2010 - Yenly Thach

Excerpts from a blog Yenly wrote during her internship experience in Cambodia. 

If you were to ask me how life was like growing up in a refugee camp, I wouldn’t be able to truly explain in one sentence the real meaning of it or to have you understand how a childhood was taken away. To be honest, I couldn’t even express it in a way that allows you to truly understand what life was like, unless you were there. Besides, I was too naive and innocent to understand what a refugee camp was or violence meant back in those days. 

Today, I met with two former child refugees through my tutor. They are in their last year of undergraduate studies. On this Saturday morning, they planned to go to the library after our interviews to study. I can see how hard they have had to work to get where they are today….  
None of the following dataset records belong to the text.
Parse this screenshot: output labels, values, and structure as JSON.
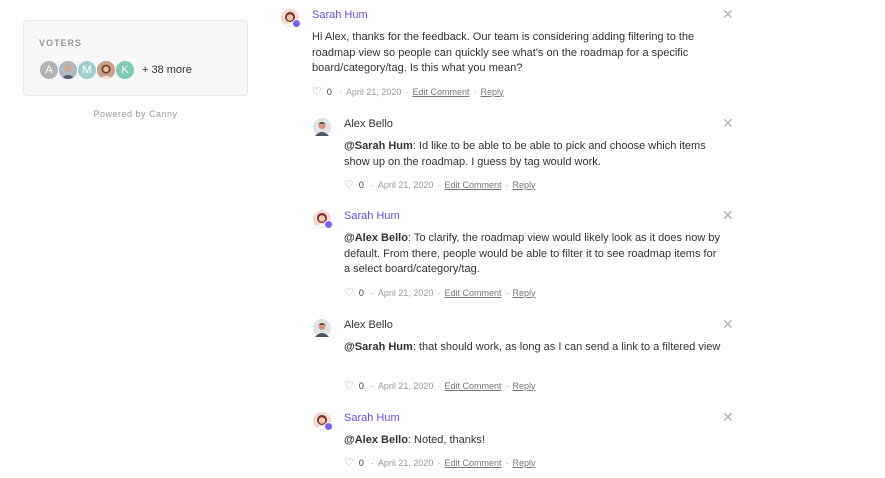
{
  "voters": {
    "title": "VOTERS",
    "avatars": [
      {
        "kind": "letter",
        "letter": "A",
        "color": "#b3b3b3"
      },
      {
        "kind": "photo",
        "icon": "man-avatar"
      },
      {
        "kind": "letter",
        "letter": "M",
        "color": "#9ed0ce"
      },
      {
        "kind": "photo",
        "icon": "woman-avatar"
      },
      {
        "kind": "letter",
        "letter": "K",
        "color": "#7ecbb2"
      }
    ],
    "more": "+ 38 more"
  },
  "powered_by": "Powered by Canny",
  "comments": [
    {
      "author": "Sarah Hum",
      "role": "admin",
      "mention": "",
      "text": "Hi Alex, thanks for the feedback. Our team is considering adding filtering to the roadmap view so people can quickly see what's on the roadmap for a specific board/category/tag. Is this what you mean?",
      "likes": "0",
      "date": "April 21, 2020",
      "edit_label": "Edit Comment",
      "reply_label": "Reply"
    },
    {
      "author": "Alex Bello",
      "role": "user",
      "mention": "@Sarah Hum",
      "text": ": Id like to be able to be able to pick and choose which items show up on the roadmap. I guess by tag would work.",
      "likes": "0",
      "date": "April 21, 2020",
      "edit_label": "Edit Comment",
      "reply_label": "Reply"
    },
    {
      "author": "Sarah Hum",
      "role": "admin",
      "mention": "@Alex Bello",
      "text": ": To clarify, the roadmap view would likely look as it does now by default. From there, people would be able to filter it to see roadmap items for a select board/category/tag.",
      "likes": "0",
      "date": "April 21, 2020",
      "edit_label": "Edit Comment",
      "reply_label": "Reply"
    },
    {
      "author": "Alex Bello",
      "role": "user",
      "mention": "@Sarah Hum",
      "text": ": that should work, as long as I can send a link to a filtered view",
      "likes": "0",
      "date": "April 21, 2020",
      "edit_label": "Edit Comment",
      "reply_label": "Reply"
    },
    {
      "author": "Sarah Hum",
      "role": "admin",
      "mention": "@Alex Bello",
      "text": ": Noted, thanks!",
      "likes": "0",
      "date": "April 21, 2020",
      "edit_label": "Edit Comment",
      "reply_label": "Reply"
    }
  ],
  "icons": {
    "close": "close-icon",
    "like": "heart-icon",
    "admin_badge": "admin-badge-icon"
  },
  "colors": {
    "admin_name": "#6c4be8",
    "badge": "#7b61ff"
  }
}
It was not easy to break the ice of silence to talk about what it was like growing up in a refugee camp with other child refugees. Once, I added my own experiences here and there between questions, little by little, they started to become more at ease with me. I found out that all three of us had lived in Site II camp along the Thai-Cambodian border. Since we were too young to remember how we looked then, especially moving around from camp to camp at different times, we didn’t know if we had ever met before today. However, we all remember the structure of the camp and our own situations there. 

The first young lady shared with me what she remembered of her childhood in the camp. “Do you remember all those bombings and houses burning down? I remember it very well, in fact, I still have nightmares from it." We started to exchange stories of what we remembered—good and bad—it all came out. 
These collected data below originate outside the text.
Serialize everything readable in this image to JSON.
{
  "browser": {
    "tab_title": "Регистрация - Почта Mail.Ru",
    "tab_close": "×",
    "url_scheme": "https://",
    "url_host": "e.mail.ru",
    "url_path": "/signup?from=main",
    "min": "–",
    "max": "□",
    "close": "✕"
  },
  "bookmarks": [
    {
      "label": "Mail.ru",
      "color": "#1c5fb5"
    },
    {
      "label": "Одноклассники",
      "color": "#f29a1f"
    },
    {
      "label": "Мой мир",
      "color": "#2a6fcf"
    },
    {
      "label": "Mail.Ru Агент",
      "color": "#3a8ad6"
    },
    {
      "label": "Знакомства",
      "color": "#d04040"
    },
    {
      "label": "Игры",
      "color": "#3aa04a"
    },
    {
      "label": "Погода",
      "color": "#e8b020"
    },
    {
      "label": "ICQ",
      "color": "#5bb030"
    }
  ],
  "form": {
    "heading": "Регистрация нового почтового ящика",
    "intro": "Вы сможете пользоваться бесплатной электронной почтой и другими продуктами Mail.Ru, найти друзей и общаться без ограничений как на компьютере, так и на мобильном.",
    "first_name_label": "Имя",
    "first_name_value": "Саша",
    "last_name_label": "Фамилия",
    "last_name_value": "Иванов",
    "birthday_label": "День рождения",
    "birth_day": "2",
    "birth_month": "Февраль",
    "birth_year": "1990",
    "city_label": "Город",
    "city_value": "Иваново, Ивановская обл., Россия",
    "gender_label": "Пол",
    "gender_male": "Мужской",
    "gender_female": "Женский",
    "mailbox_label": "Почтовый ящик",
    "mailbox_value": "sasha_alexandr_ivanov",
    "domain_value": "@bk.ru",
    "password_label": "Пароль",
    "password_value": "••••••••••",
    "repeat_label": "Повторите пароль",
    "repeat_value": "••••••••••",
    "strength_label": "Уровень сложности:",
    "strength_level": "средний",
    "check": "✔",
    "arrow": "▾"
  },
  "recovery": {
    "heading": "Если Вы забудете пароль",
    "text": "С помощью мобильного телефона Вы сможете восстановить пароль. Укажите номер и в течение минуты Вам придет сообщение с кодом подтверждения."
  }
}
I told them about a time when I responded to a soccer coach's question as to why I was so fast on the field. “You have played soccer in the US?” The two former child refugees were amazed and curious to hear that girls play sports. I continued, “I told my coach that I am used to running and I eat a lot of rice, which is why I am so fast.” The three of us laughed as if it was the funniest thing we had ever heard. One of the girls added, “We are used to running from usual bombings, shootings and even land mines. So we gotta be fast in order to survive.” We understood each other. We could all add similar experiences or finish each other's sentences. I felt a strong connection and new friendship bonds being formed with these girls through our shared experiences. 
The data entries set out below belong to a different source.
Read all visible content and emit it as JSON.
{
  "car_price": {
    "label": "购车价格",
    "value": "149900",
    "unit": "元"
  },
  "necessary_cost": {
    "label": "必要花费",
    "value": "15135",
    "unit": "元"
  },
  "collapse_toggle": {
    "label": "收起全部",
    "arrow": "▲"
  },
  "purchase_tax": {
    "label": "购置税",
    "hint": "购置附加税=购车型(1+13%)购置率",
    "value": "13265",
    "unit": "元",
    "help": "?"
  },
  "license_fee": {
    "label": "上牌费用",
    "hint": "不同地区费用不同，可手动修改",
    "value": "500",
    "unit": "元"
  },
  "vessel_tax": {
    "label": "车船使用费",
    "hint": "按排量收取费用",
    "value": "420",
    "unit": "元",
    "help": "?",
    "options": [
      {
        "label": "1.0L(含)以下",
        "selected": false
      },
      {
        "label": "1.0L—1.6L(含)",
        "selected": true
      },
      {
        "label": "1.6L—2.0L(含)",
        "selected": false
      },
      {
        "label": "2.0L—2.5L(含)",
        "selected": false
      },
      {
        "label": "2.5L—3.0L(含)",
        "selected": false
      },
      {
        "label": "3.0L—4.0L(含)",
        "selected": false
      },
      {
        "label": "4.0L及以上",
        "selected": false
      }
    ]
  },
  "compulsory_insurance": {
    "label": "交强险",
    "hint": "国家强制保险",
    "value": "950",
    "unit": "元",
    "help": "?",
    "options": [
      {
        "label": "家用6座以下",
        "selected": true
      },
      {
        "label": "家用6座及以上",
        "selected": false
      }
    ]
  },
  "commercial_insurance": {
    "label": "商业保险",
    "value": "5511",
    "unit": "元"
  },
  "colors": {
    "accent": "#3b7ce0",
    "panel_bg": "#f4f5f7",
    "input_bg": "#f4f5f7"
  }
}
We laughed throughout the stories that we shared. We cried, too, but they were tears of joy. Although most people would agree that growing up in a violent situation is neither safe nor high quality for a child's development, to us, these were the most memorable years of our lives. Ironically, at times, it seemed so peaceful in the camp. Nonetheless, we couldn’t explain why many years later, nightmares continue to haunt us from the camp. The three of us were born and grew up in the camp until we were 6 to 8 years old. At those ages, we didn’t worry much about life. We were happy to get some food in our stomachs and to be free to run around. It didn't matter if the field was the size of a football field or 6 meters of land to run around, we just wanted to play, just like any child would. 

Of course, if you asked our parents, the story would be different. They remember everything especially those bad experiences. Now as well-educated university students, we look at the situation differently and are closer to our parents’ perspectives. We couldn’t believe that we lived through so much fighting, bombing, shooting and screaming at nights. We lived in a place where almost all human rights were violated. Life in the camp among the refugees was socially constructed such that violent behavior was accepted as part of our daily routine. 

My two new friends are planning to graduate from college this June and I am completing my Master's degree. Not too many former refugees who were born and spent most of their childhood in a camp end up with such a success story. I am very pleased with these two young ladies' choices in life. No one can take away our experiences and memories of those years. Yet, we will always look back and thank God that we have made it this far, and continue to live life as if it’s our last day because of what we learned in the camp.